Joke jokes
Women be like, "Equal rights, equal pay," then decide that they don't want to do labor intensive jobs.
What do you call California during a forest fire?
Completely normal.
Why can an orphan never get picked up?
Because the white van did not come that day. HAHA BIG LOL
How do emo bands prepare for their shows?
They self-harmonize.
What do the people in heaven that died on the Titanic call the Titanic? The Dietanic.
For orphans, every bag of chips is family sized.
I asked my class what comes before 47. Everyone said 46, except for the quiet kid who said, "AK."
Son: Why is my sister’s name Paris?
Dad: Because we conceived her in Paris.
Son: Thanks, Dad.
Dad: No problem, Quarantine.
Me to an orphan: If you had a penny for everyone who loved you, I don't think you'd have any.
The orphan: But why?
Me: Because if someone loved you, they wouldn't have thrown you out.
Devil: Hey angel.
Angel: Hi devil, why are you nice?
Devil: What do angels add to their food to make it a little more spicy?
Angel: What?
Devil: Angelpinos!
What's the difference between an orphan and an apple?
An apple gets picked.
What's the difference between a dad and an Emo?
They both don't last a while.
What’s Helen Keller’s favorite game as a kid?
I spy.
I broke my arm yesterday. My bro said it is Arm-ageddon, and I still don’t know why.

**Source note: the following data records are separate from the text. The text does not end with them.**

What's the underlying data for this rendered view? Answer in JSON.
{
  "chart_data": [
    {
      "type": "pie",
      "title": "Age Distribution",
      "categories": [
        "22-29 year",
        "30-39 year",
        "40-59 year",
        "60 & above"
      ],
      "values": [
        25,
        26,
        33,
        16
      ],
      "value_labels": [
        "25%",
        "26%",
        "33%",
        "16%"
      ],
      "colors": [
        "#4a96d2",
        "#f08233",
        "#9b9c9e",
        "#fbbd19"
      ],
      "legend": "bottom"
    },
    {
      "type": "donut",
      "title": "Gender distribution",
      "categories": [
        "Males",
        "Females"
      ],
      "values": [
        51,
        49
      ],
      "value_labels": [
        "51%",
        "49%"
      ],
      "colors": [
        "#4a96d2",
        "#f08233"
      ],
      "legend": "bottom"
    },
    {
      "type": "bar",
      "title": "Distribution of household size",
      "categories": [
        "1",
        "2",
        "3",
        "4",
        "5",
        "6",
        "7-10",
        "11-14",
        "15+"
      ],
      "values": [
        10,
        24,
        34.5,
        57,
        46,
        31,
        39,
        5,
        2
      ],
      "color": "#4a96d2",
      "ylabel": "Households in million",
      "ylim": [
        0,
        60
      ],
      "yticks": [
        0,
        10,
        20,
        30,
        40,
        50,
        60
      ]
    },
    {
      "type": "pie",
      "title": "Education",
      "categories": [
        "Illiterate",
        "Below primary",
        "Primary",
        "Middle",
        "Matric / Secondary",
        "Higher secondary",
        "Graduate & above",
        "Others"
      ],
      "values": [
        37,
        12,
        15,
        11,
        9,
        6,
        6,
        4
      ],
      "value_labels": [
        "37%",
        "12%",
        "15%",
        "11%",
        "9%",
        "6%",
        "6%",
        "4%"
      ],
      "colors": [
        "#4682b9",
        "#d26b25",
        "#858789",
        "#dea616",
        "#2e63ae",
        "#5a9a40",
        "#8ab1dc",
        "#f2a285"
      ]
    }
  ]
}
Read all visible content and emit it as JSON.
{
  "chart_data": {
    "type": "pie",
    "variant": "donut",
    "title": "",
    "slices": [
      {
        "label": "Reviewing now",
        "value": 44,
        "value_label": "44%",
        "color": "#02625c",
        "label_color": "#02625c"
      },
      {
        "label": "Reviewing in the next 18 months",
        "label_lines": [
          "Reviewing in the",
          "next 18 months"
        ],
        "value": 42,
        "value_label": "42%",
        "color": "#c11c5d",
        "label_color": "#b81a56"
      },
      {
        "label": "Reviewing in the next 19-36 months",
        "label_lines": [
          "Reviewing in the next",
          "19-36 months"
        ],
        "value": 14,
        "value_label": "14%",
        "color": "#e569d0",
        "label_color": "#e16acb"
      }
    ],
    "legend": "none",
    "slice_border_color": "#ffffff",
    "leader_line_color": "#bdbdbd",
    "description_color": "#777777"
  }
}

Why can’t an orphan make a joke?
Dad jokes.
What do you call a one-legged Asian?
Tie Won Shoo.
The boyfriend says to the explosive dude: "You're the bomb!" The explosive dude says: "Wow, that was Whitty."
A priest walks into a bar, immediately orders the kids' menu.
What do you call a fish without eyes?
A fsh.
I could be red, I could be orange, I could be yellow, I could be green, I could be blue, I could be purple, but I would be dead.